My current plan is to find an engine from a Geo Metro. Those engines were either 1.0L 3-cylinder or 1.3L 4-Cylinder engines depending on the model (LS or LSI). I'd strip all the electronics and exhaust off the engine and seal up each exhaust port individually to isolate the cylinders from each other. I'd remove the spark plugs and thread pipe into the spark plug ports. The pipe from each plug port would thread into a Y of some sort that would have 2 check valves in opposition to each other. The check valve that would allow air to flow back into the cylinder would then be routed back to the intake and the other check valve would be routed to some sort of manifold that would gather the compressed air from all three cylinders and route it to the holding tank. That arrangement of check valves would convert the exhaust stroke into an additional compression stroke doubling the engines efficiency as a compressor.
The engine flywheel would be removed and replaced with a pulley to allow the engine to be driven from an electric motor.
The questions I have would be how large of an electric motor would be required? I've got a couple of motors laying around from swimming pool pumps that are rated 1HP @ either 1800 RPM or 3600 RPM. Can't remember which at the moment. I'm thinking of using at least a 2:1 reduction between the electric motor and the engine to raise the torque at the engine's crankshaft.
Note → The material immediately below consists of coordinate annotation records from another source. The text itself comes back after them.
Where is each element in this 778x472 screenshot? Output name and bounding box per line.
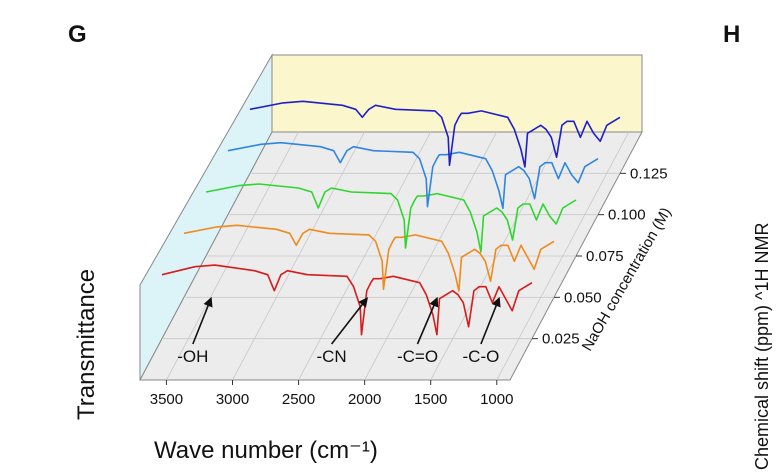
x-tick-label: 3000: [216, 391, 249, 408]
annotation-arrow: [480, 296, 501, 345]
annotation-label: -OH: [177, 347, 208, 366]
spectrum-line-4: [227, 141, 599, 210]
z-tick-label: 0.025: [542, 331, 580, 348]
annotation-arrow: [330, 297, 368, 345]
y-axis-title: Transmittance: [73, 269, 100, 420]
x-tick-label: 2000: [348, 391, 381, 408]
annotation-arrow: [416, 296, 439, 345]
x-tick-label: 1000: [480, 391, 513, 408]
x-tick-label: 3500: [150, 391, 183, 408]
x-tick-label: 2500: [282, 391, 315, 408]
annotation-label: -C-O: [463, 347, 500, 366]
z-tick-label: 0.125: [630, 165, 668, 182]
grid-lines: [162, 131, 630, 381]
annotation-label: -C=O: [397, 347, 438, 366]
annotations-group: -OH -CN -C=O -C-O: [177, 296, 501, 366]
z-tick-label: 0.075: [586, 248, 624, 265]
x-tick-label: 1500: [414, 391, 447, 408]
spectrum-line-2: [183, 224, 555, 292]
panel-letter-g: G: [68, 21, 87, 48]
z-tick-label: 0.050: [564, 289, 602, 306]
spectrum-line-3: [205, 183, 577, 253]
spectrum-line-5: [249, 100, 621, 168]
panel-h-side-text: Chemical shift (ppm) ^1H NMR: [752, 223, 772, 471]
annotation-label: -CN: [316, 347, 346, 366]
z-tick-label: 0.100: [608, 207, 646, 224]
z-axis-title: NaOH concentration (M): [579, 205, 675, 354]
x-tick-labels: 3500 3000 2500 2000 1500 1000: [150, 380, 513, 408]
z-tick-labels: 0.025 0.050 0.075 0.100 0.125: [532, 165, 668, 348]
spectra-group: [161, 100, 621, 336]
panel-letter-h: H: [723, 21, 740, 48]
x-axis-title: Wave number (cm⁻¹): [154, 437, 378, 464]
annotation-arrow: [192, 296, 213, 345]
The next question would be how many cubic feet per minute could I expect from this arrangement assuming a 1.0L displacement running at 900 RPM? If I'm looking at the info on Wikipedia correctly then the displacement is based on the total air moved through an engine during one complete 4-stroke cycle which would comprise 2 complete rotations of the crankshaft (At least for a 4-cylinder engine). If that is correct then my check valve manifold would actually double the engine displacement making it 1L per rotation. 1L = .035cf so at 900 RPM I would be getting close to 30cfm. Does that sound right?
I've done a compression test on my Geo Tracker's engine and get between 150 and 170 psi on each cylinder. Would it be reasonable to expect a compressor like this to produce a working pressure in that same range?
Would that mean I'd end up with a compressor that could produce close to 30CFM at 150 PSI or would the compression ratio of the engine need to be taken into account in calculating the cfm?